Mobile wallets are also a highly secure means of payment. Credit and debit card data is encrypted through a process called tokenization. When a user adds a new card, the mobile wallet communicates with the cardholder’s bank to create a ‘token’ - a unique identifier associated with the device. Instead of directly storing the original card data, the smartphone stores this token, and upon payment, transmits the token to the payment terminal. The attempted purchase is approved only after the bank verifies that the token matches that of the device.

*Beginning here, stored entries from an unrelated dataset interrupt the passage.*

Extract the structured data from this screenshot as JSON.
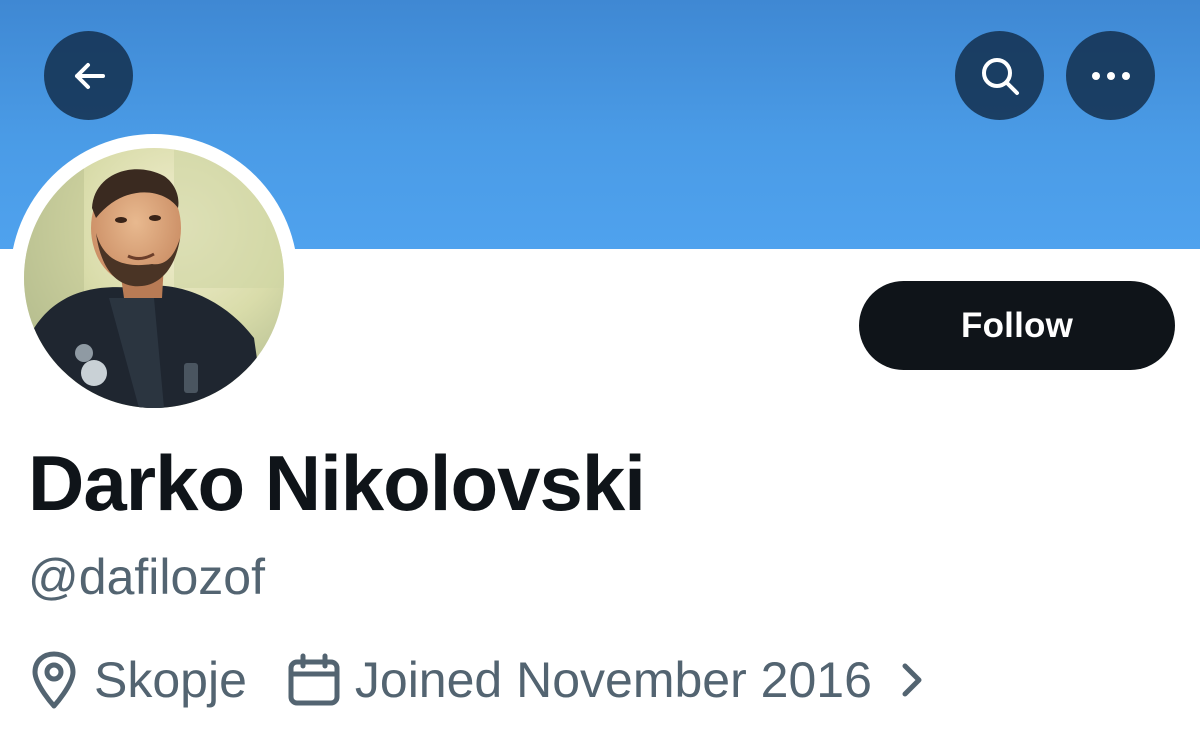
{
  "header": {
    "back_icon": "arrow-left-icon",
    "search_icon": "search-icon",
    "more_icon": "more-horizontal-icon",
    "banner_color": "#4a9be6"
  },
  "profile": {
    "display_name": "Darko Nikolovski",
    "handle": "@dafilozof",
    "location": "Skopje",
    "joined": "Joined November 2016",
    "follow_label": "Follow"
  },
  "colors": {
    "follow_button_bg": "#0f1419",
    "secondary_text": "#536471"
  }
}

These layers of protection ensure that the data needed to complete a purchase is not just isolated on one device or server; it is the result of communication between the cardholder’s device, their bank, and the payment terminal. Additionally, if the smartphone is lost or stolen, built-in security features like face ID offer an additional layer of security.

 

 

Social Good
 

On top of these benefits, mobile wallets can also promote financial inclusivity and equity. According to Pew Research Center, 98% of Americans have a mobile phone, with over 90% owning a smartphone. The launch and growth of mobile wallets allows almost every American to quickly send money – it’s no longer necessary for someone to travel to a traditional bank or ATM to get cash. Removing this additional step reduces the challenge and inconvenience of managing finances, which renders banking more efficient and accessible to a broader audience.

As a whole, mobile wallets have highlighted the power of 21st century technological advancements within the banking industry. By using mobile wallets for transactions, we cash in on the numerous economic, environmental, and social benefits while creating a more convenient and efficient consumer experience.